Translator Note: From the figure above, a in memory occupies 8 bytes, according to the order of the declared members, the first 4 bytes contain a character (actually occupy 1 bytes, 3 bytes empty, complement), after 4 bytes contains an integer. A's pointer points to the byte at which the character begins.

2.2 C-structure with C + + features

Of course, C + + is not a complex c,c++ is essentially an object-oriented language: Contains inheritance, encapsulation, and polymorphism. The original C structure has been transformed into the cornerstone of the object-oriented world-class. In addition to member variables, C + + classes can encapsulate member functions and other things. Interestingly, however, unless, in order to implement hidden member variables introduced by virtual functions and virtual inheritance, the size of the C + + class instance depends entirely on the member variables of a class and its base class. The member function basically does not affect the size of the class instance.

The b provided here is a C structure, however, the structure has some C + + features: the "public/protected/private" keyword that controls member visibility, member functions, static members, and nested type declarations. While looking at the dazzling, in fact, only member variables occupy the space of class instances . It is important to note that the C + + Standard committee does not limit the order in which the segments separated by the "public/protected/private" keyword are implemented, so the memory layouts implemented by different compilers may not be the same. ( in VC + +, member variables are always listed in the order in which they are declared).

struct B {public:int bm1; protected:int bm2; private:int bm3; static int bsm; void Bf (); static void BSF (); typedef VO id* BPV; struct N {}; };

Translator Note: In B, why the static int BSM does not occupy memory space. Because it is a static member, the data is stored in the data section of the program , not in the class instance.

2.3 Single Inheritance

C + + provides inheritance for the purpose of extracting commonalities between different types. For example, scientists classify species, thus having a kind of, genus, outline, etc. With this hierarchy, it is possible to classify something of a certain nature into the most appropriate classification level, such as "a mammal with a child". Since these attributes can be inherited by the quilt class, we can easily point out that "whales and humans can conceive children" simply by knowing that "whales and humans" are mammals. Those exceptions, such as the Platypus (egg-laying mammals), require us to overwrite the default attributes or behaviors.
The inheritance syntax in C + + is simple, adding ": Base" to the subclass. The following d inherits from base class C.

struct C {int C1; void CF ();

struct D:C {int d1; void df ();

Since the derived class retains all the properties and behavior of the base class, naturally, an instance of each derived class contains a complete base class instance data.
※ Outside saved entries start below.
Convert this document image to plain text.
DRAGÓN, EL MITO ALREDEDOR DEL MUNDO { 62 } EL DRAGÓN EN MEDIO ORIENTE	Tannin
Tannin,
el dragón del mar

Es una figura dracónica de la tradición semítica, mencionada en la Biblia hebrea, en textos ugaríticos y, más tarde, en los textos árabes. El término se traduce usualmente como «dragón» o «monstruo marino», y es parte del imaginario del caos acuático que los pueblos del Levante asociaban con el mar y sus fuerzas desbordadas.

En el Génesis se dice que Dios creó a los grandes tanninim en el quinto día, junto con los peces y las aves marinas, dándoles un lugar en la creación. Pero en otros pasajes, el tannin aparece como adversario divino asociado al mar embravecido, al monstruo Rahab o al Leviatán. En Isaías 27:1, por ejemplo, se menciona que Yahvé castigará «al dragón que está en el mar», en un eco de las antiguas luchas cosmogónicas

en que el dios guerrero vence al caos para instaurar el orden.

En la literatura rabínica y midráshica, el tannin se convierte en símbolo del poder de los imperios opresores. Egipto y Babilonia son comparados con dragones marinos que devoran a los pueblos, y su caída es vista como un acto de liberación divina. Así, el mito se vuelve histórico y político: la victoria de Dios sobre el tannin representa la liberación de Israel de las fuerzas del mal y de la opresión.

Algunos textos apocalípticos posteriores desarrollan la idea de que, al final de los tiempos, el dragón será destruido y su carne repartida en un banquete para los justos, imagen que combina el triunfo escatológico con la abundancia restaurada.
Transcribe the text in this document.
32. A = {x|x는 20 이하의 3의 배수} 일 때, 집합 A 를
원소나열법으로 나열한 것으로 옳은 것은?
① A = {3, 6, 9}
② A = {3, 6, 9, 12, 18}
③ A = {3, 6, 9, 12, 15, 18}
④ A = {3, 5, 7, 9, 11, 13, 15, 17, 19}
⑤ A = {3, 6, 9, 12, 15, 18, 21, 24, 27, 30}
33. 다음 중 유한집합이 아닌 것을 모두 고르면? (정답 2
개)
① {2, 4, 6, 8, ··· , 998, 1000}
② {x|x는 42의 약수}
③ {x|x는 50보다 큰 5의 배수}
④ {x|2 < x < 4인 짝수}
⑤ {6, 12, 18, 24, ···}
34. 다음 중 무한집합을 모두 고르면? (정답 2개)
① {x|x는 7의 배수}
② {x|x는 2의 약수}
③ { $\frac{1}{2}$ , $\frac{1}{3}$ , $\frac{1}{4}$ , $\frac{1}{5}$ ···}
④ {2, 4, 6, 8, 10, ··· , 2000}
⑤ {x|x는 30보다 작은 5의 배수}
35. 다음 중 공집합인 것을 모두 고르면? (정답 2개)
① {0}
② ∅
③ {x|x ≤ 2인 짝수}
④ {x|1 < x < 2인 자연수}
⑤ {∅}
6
In D, it is not that the base class C data must be placed in the data of D, but in this way, the C object address in D is guaranteed to be the first byte of the D object address. Under this arrangement, with a pointer to a derived class D, you do not have to compute the offset to get a pointer to base class C. This memory arrangement is used by almost all well-known C + + vendors (the base class member is in the front). at the single inheritance class level, each new derived class simply adds its own member variable to the base class's member variable. look at the above figure, the C object pointer and the D object pointer point to the same address.

2.4 Multiple Inheritance

In most cases, a single inheritance is sufficient. However, C + + provides multiple inheritance for our convenience.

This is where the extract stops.